Shopping basket full of storage tubs and rolls of wrapping paper in preparation for Christmas next year, Walla Walla resident Crystal Colvin walks to her car in the Shopko parking lot the day after Christmas. Knocking out next year's shopping already, Colvin said she found some great after Christmas deals and has started Christmas shopping for 2010 already.

WALLA WALLA — 'Twas the day after Christmas, when all through the mall, not a car was stirring, except at Sears and Shopko's parking stalls.

"We didn't find good deals, but lines were smaller (than previous years). The return lines were short," said Diane Fowler, who was after-Christmas shopping at Shopko with her daughter, Rachel Rohan.

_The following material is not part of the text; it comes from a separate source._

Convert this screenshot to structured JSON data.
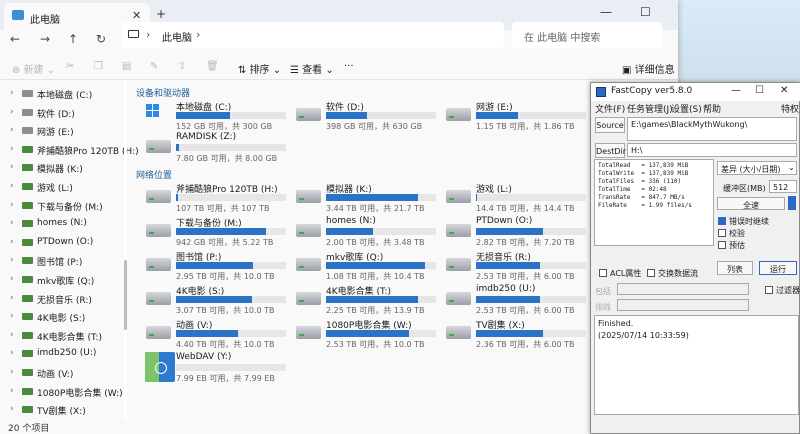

The day after Christmas is traditionally one of the busiest shopping days of the year, and probably the busiest to return unwanted gifts. At around noon inside the store, the customer service line -- where returns were processed -- was averaging about two people or fewer.

"I was really surprised, there were not long lines," said Ellen Taylor, who was at Shopko shopping for tennis shoes and a Mr. Potato Head set.

Throughout the store, shoppers could be seen milling about for the highly coveted 70 percent off items, which often included leftover Christmas items. But for Tracie Surran and daughter Amanda Macrie, there weren't enough leftovers this year.

"It is terrible this year. All the shelves are cleared out. We just came in looking and we didn't see anything," said Surran, who noted she and her daughter had already been to Kmart and Wal-Mart in search of marked-down items and had spent only about $10 all day.

"Usually we will spend $300 or $400, and we have not spent much this year," Surran said.

"It's good. That's good news for us," Macrie added.

On the opposite end of what remains of the Blue Mountain Mall, Sears Hardline Manager Josh Adkins said his store had a great Christmas, and was ranked in the top 25 of 926 Sears full-line departments stores nationwide.

"Our store has seen some great improvements in the last year," said Adkins, noting that one thing Sears did different this year was to offer a door-buster sale one day a week for the five weeks before Christmas, as well as the day after Christmas.

"It carried us because with each one of these door busters that we did, consecutively we had better sales," Adkins said.

Still, shoppers here also thought the after-Christmas shopping experience was not as crowded as those of Christmases past.

"I couldn't see much of a difference; I didn't see quite as many people shopping, probably because of the economy," said Elaine Hergert, who came in to return some items and was off to shop for a cell phone.